As the antithesis to scammers like Trump, who are favored by the system and only seek to rob, diminish, and flatten, creative swindlers like Glover and Murphy enact schemes of enlargement. Atlanta and Pose provide opportunity and voice—to actors, to writers, to communities—where none existed before. Even Abloh, the Chicago-born streetwear designer who attained Louis Vuitton’s top creative post as chief artistic director, despite a common belief that he has more business acumen than actual talent, functions as a beacon of necessary representation in a fashion world that, historically, benefits white people.
Scammers aren’t just cultural blips anymore; they’ve infiltrated every crevice and crook of society.
Then there’s someone like Rhimes who, with her nine-figure Netflix deal, will, sneakily enough, have a platform to capitalize on the scarcity of female empowerment narratives on TV and in film. With Showtime’s Who Is America ? Sacha Baron Cohen once again molded scamming into a cinematic artform, duping conservatives into acts of pure idiocy by preying on political bias (and often outright racism). Scammers aren’t just cultural blips anymore; they’ve infiltrated every crevice and crook of society, and some, thankfully, with justifiable reason. And if you don’t consider these instances of scamming, consider that maybe it’s something post -con, something more deeply and necessarily American: finessing.
Perhaps that’s what Quran Preston was getting at all along. It wasn’t really about defrauding MAGA-drunk Republicans of their money—it was about exposing flaws in our fractured American system. It was about reclaiming control, if only for a moment, to show that hate and division and racism, and the people who subscribe to those beliefs, cannot fuel the country’s drive forward. “I just want everyone to think I’m the finesse queen, which I am,” Preston told New York ’s Intelligencer.

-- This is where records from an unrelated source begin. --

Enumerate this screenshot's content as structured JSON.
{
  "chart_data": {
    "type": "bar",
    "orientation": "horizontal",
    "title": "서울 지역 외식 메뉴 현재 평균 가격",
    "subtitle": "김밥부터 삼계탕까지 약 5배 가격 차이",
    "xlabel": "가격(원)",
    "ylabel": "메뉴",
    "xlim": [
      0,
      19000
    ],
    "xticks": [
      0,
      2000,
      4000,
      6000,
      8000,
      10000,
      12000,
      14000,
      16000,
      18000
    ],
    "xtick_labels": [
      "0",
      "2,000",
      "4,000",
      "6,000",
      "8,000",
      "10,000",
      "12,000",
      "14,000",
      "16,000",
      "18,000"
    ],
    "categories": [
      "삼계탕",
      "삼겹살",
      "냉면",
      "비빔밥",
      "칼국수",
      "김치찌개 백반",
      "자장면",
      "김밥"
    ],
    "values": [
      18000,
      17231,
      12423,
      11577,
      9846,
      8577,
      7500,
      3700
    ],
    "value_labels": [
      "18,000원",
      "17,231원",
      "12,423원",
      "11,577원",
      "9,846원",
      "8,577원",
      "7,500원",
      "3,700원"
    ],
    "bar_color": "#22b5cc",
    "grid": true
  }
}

Even for me, in taking that job I felt unqualified for, I was entering an industry that remains afflicted by problems of racial and gender inclusion. But in staying on, in using that post the best way I knew how, I was able to upend the system’s failings against itself, working to transform the space and the platform into a more encompassing one. This year, looking at the work of creatives like Glover and Murphy, reading stories like Preston’s, I realized that sometimes a scam isn’t just the only option, but the best one.